De S-klas op De Viaan
Begeleide zelfevaluatie
schooljaar 2017-2018
Aanleiding
Op Praktijkschool De Viaan wordt gewerkt met de zogenaamde S-Klas.
Wat is de S-klas?
Een klas die extra ondersteuning biedt aan leerlingen met een vorm van autisme, gecombineerd met een internaliserende gedragsproblematiek, zoals bijvoorbeeld angst, depressie of sociale isolatie.
De S-klas is een voorziening op de grens van Praktijkonderwijs en het VSO.
De S-klas heeft haar eigen lokaal en een vaste docent. Ook is er een vaste mentor, die het hele leerplan omtrent de AVO-vakken aanbiedt.
Vraagstelling
De school kwam tot de volgende onderzoeksvragen:
• In hoeverre voorziet de S-klas in de behoeften van de betreffende leerlingen?
• In hoeverre is er sprake van pedagogische en didactische continuïteit tijdens de praktijkvakken?
• In hoeverre is er sprake van pedagogische continuïteit tussen school en gezin?
• In hoeverre leent de context van Praktijkschool De Viaan zich voor uiteindelijke integratie van de S-klas in de reguliere lessen?
Methode
Deze vragen zijn beantwoord door het volgen van drie à vier leerlingen in de S-klas, gespreid over twee lesdagen. De onderzoekers hebben dossiers geanalyseerd, geobserveerd in de klas, reflectieve gesprekken met de geobserveerde medewerkers gevoerd en interviews gehouden met leerlingen, ouders en sleutelfiguren in het kwaliteitsbeleid.
Conclusie
In hoeverre voorziet de S-klas in de behoeften van de betreffende leerlingen?
Sterke punten:
De voorziening is van betekenis voor de persoonlijke ontwikkeling van de leerlingen.

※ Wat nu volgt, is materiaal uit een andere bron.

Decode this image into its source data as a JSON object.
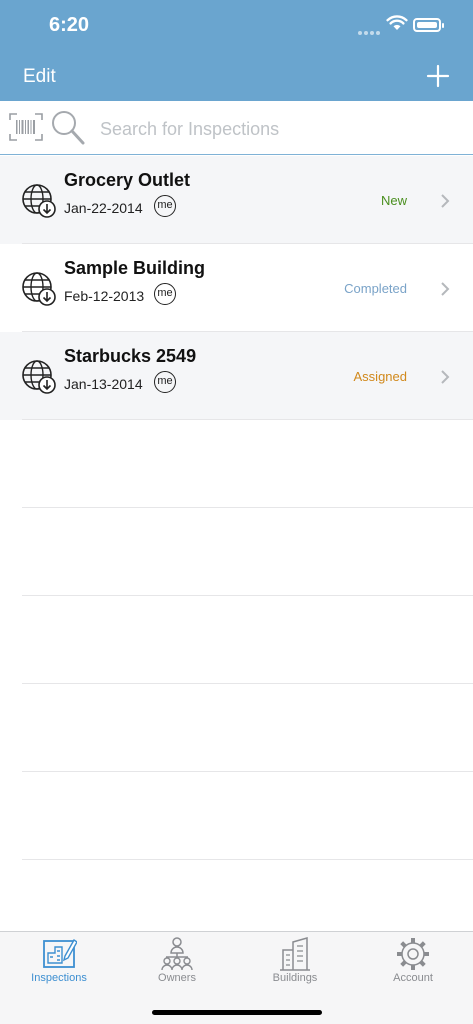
{
  "status_bar": {
    "time": "6:20"
  },
  "nav": {
    "edit_label": "Edit",
    "add_icon": "plus-icon"
  },
  "search": {
    "placeholder": "Search for Inspections"
  },
  "inspections": [
    {
      "name": "Grocery Outlet",
      "date": "Jan-22-2014",
      "owner_badge": "me",
      "status": "New",
      "status_color": "#4a8f1f"
    },
    {
      "name": "Sample Building",
      "date": "Feb-12-2013",
      "owner_badge": "me",
      "status": "Completed",
      "status_color": "#7aa3c8"
    },
    {
      "name": "Starbucks 2549",
      "date": "Jan-13-2014",
      "owner_badge": "me",
      "status": "Assigned",
      "status_color": "#d1891c"
    }
  ],
  "tabs": [
    {
      "label": "Inspections",
      "icon": "inspections-icon",
      "active": true
    },
    {
      "label": "Owners",
      "icon": "owners-icon",
      "active": false
    },
    {
      "label": "Buildings",
      "icon": "buildings-icon",
      "active": false
    },
    {
      "label": "Account",
      "icon": "gear-icon",
      "active": false
    }
  ],
  "colors": {
    "nav_bar": "#6aa5cf",
    "accent": "#3d8fd1"
  }
}
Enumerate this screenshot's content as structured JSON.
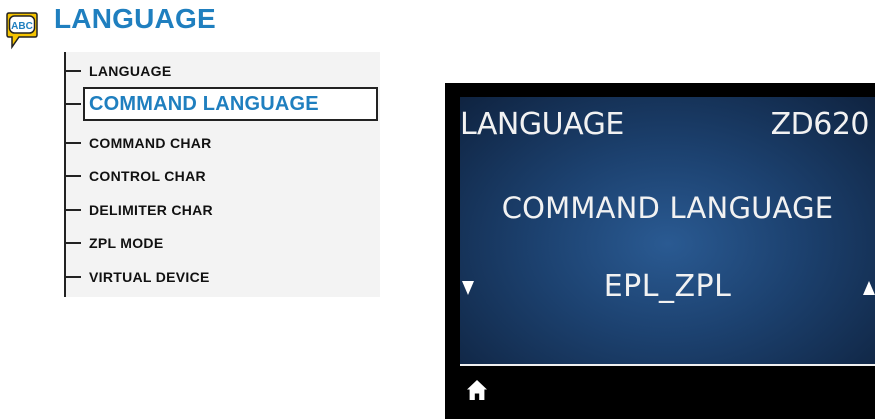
{
  "header": {
    "icon": "abc-speech-bubble-icon",
    "icon_text": "ABC",
    "title": "LANGUAGE"
  },
  "menu_tree": {
    "items": [
      {
        "label": "LANGUAGE",
        "selected": false
      },
      {
        "label": "COMMAND LANGUAGE",
        "selected": true
      },
      {
        "label": "COMMAND CHAR",
        "selected": false
      },
      {
        "label": "CONTROL CHAR",
        "selected": false
      },
      {
        "label": "DELIMITER CHAR",
        "selected": false
      },
      {
        "label": "ZPL MODE",
        "selected": false
      },
      {
        "label": "VIRTUAL DEVICE",
        "selected": false
      }
    ]
  },
  "display": {
    "menu_title": "LANGUAGE",
    "model": "ZD620",
    "item_name": "COMMAND LANGUAGE",
    "value": "EPL_ZPL",
    "left_arrow": "down-triangle-icon",
    "right_arrow": "up-triangle-icon",
    "home": "home-icon"
  },
  "colors": {
    "title_blue": "#1f7fbf",
    "icon_yellow": "#f5c400",
    "screen_blue": "#1c416f",
    "screen_black": "#000000"
  }
}
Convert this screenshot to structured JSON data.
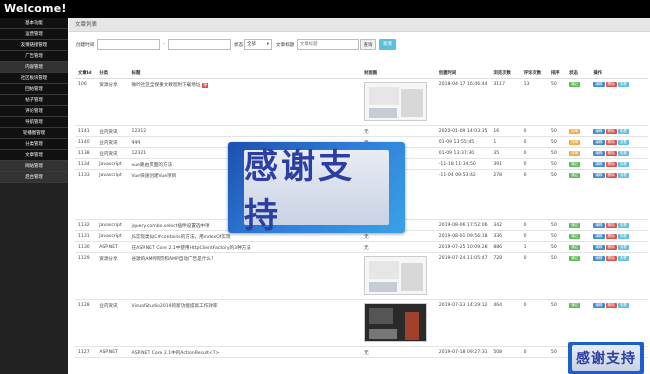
{
  "app": {
    "title": "Welcome!"
  },
  "sidebar": {
    "items": [
      {
        "label": "基本功能",
        "style": "dark"
      },
      {
        "label": "运营管理",
        "style": "dark"
      },
      {
        "label": "友情链接管理",
        "style": "dark"
      },
      {
        "label": "广告管理",
        "style": "dark"
      },
      {
        "label": "内容管理",
        "style": "sub"
      },
      {
        "label": "社区板块管理",
        "style": "dark"
      },
      {
        "label": "回帖管理",
        "style": "dark"
      },
      {
        "label": "帖子管理",
        "style": "dark"
      },
      {
        "label": "评论管理",
        "style": "dark"
      },
      {
        "label": "导航管理",
        "style": "dark"
      },
      {
        "label": "轮播图管理",
        "style": "dark"
      },
      {
        "label": "分类管理",
        "style": "dark"
      },
      {
        "label": "文章管理",
        "style": "dark"
      },
      {
        "label": "网站管理",
        "style": "sub"
      },
      {
        "label": "后台管理",
        "style": "sub"
      }
    ]
  },
  "page": {
    "title": "文章列表"
  },
  "filter": {
    "created_label": "创建时间",
    "date_from_value": "",
    "date_to_value": "",
    "dash": "-",
    "status_label": "状态",
    "status_selected": "全部",
    "title_label": "文章标题",
    "title_placeholder": "文章标题",
    "search_label": "查询",
    "add_label": "新增"
  },
  "table": {
    "headers": [
      "文章Id",
      "分类",
      "标题",
      "封面图",
      "创建时间",
      "浏览次数",
      "评论次数",
      "排序",
      "状态",
      "操作"
    ],
    "rows": [
      {
        "id": "106",
        "category": "资源分享",
        "title": "微叶社区全保重文教程附下载地址",
        "tag": "荐",
        "cover": "doc",
        "created": "2018-04-17 16:46:44",
        "views": "3117",
        "comments": "13",
        "sort": "50",
        "status": "通过",
        "status_color": "green",
        "kind": "img"
      },
      {
        "id": "1141",
        "category": "业内资讯",
        "title": "12312",
        "tag": "",
        "cover": "无",
        "created": "2020-01-09 14:03:35",
        "views": "16",
        "comments": "0",
        "sort": "50",
        "status": "待审",
        "status_color": "orange",
        "kind": "r"
      },
      {
        "id": "1140",
        "category": "业内资讯",
        "title": "qqq",
        "tag": "",
        "cover": "无",
        "created": "01-09 13:55:45",
        "views": "1",
        "comments": "0",
        "sort": "50",
        "status": "待审",
        "status_color": "orange",
        "kind": "r"
      },
      {
        "id": "1138",
        "category": "业内资讯",
        "title": "12321",
        "tag": "",
        "cover": "无",
        "created": "01-09 13:37:30",
        "views": "35",
        "comments": "0",
        "sort": "50",
        "status": "待审",
        "status_color": "orange",
        "kind": "r"
      },
      {
        "id": "1134",
        "category": "Javascript",
        "title": "vue路由页面的方法",
        "tag": "",
        "cover": "无",
        "created": "-11-18 11:34:50",
        "views": "391",
        "comments": "0",
        "sort": "50",
        "status": "通过",
        "status_color": "green",
        "kind": "r"
      },
      {
        "id": "1133",
        "category": "Javascript",
        "title": "Vue快速创建Vue项目",
        "tag": "",
        "cover": "无",
        "created": "-11-04 09:53:42",
        "views": "278",
        "comments": "0",
        "sort": "50",
        "status": "通过",
        "status_color": "green",
        "kind": "tall"
      },
      {
        "id": "1132",
        "category": "Javascript",
        "title": "jquery.combo.select插件设置选中项",
        "tag": "",
        "cover": "无",
        "created": "2019-08-06 17:52:06",
        "views": "342",
        "comments": "0",
        "sort": "50",
        "status": "通过",
        "status_color": "green",
        "kind": "r"
      },
      {
        "id": "1131",
        "category": "Javascript",
        "title": "JS实现类似C#contains的方法，用indexOf实现",
        "tag": "",
        "cover": "无",
        "created": "2019-08-01 09:56:18",
        "views": "336",
        "comments": "0",
        "sort": "50",
        "status": "通过",
        "status_color": "green",
        "kind": "r"
      },
      {
        "id": "1130",
        "category": "ASP.NET",
        "title": "在ASP.NET Core 2.1中使用HttpClientFactory的3种方法",
        "tag": "",
        "cover": "无",
        "created": "2019-07-25 10:09:28",
        "views": "886",
        "comments": "1",
        "sort": "50",
        "status": "通过",
        "status_color": "green",
        "kind": "r"
      },
      {
        "id": "1129",
        "category": "资源分享",
        "title": "谷歌的AMP网页和AMP自动广告是什么?",
        "tag": "",
        "cover": "doc",
        "created": "2019-07-24 11:05:47",
        "views": "728",
        "comments": "0",
        "sort": "50",
        "status": "通过",
        "status_color": "green",
        "kind": "img"
      },
      {
        "id": "1128",
        "category": "业内资讯",
        "title": "VisualStudio2019的新功能提高工作效率",
        "tag": "",
        "cover": "photo",
        "created": "2019-07-23 14:29:12",
        "views": "464",
        "comments": "0",
        "sort": "50",
        "status": "通过",
        "status_color": "green",
        "kind": "img"
      },
      {
        "id": "1127",
        "category": "ASP.NET",
        "title": "ASP.NET Core 2.1中的ActionResult<T>",
        "tag": "",
        "cover": "无",
        "created": "2019-07-18 09:27:31",
        "views": "508",
        "comments": "0",
        "sort": "50",
        "status": "通过",
        "status_color": "green",
        "kind": "r"
      }
    ],
    "actions": [
      "编辑",
      "删除",
      "查看"
    ]
  },
  "overlay": {
    "text": "感谢支持"
  }
}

De docent, tevens mentor, past pedagogische methodieken toe, die in de beleving van de betrokkenen effect hebben op het zelfbeeld van de leerlingen, op hun attitude ten aanzien van school, hun emotionele welbevinden en op de verbinding met anderen.
Aandachtspunten:
Een advies van het onderzoeksteam is dat de opbrengst van de S-klas nog sterker kan worden wanneer de systematisch en doelgerichte inrichting van het onderwijs met een concreet uitgewerkt plan langs het ontwikkelingsperspectief (OPP) gelegd wordt.
In hoeverre is er sprake van pedagogische en didactische continuïteit tijdens praktijkvakken?
Tijdens het onderzoek zijn onvoldoende praktijklessen bijgewoond om deze vraag te beantwoorden.
In hoeverre is er sprake van pedagogische continuïteit tussen school en gezin?
Sterke punten:
Dankzij laagdrempelige, hechte communicatie met de mentor is er sprake van een sterke continuïteit van contact tussen school en het gezin.
Deze communicatie wordt bevorderd door het initiatief van deze mentor.
Conclusie
In hoeverre leent de context van Praktijkschool De Viaan zich voor uiteindelijke integratie van de S-klas in de reguliere lessen?
Sterk punt:
Het succes van deze groep rustte ten tijde van het onderzoek hoofdzakelijk op de inzet van de leerkracht/mentor.
Aandachtspunt:
Een advies is dat de systematische inrichting van het OPP een grotere rol moet spelen voor een doelgerichter beleid voor deze leerlingen.
Praktische relevantie
Dit onderzoek toont verschillende punten van de S-klas, zodat De Viaan handvatten heeft om de relevantie van en de S-klas eenduidiger te maken en leerlingen meer in hun behoefte te voorzien. Wat opviel was dat de input van de mentor van groot belang is bij de invulling van de ondersteuning van de leerlingen in de S-klas, deze werkt versterkend.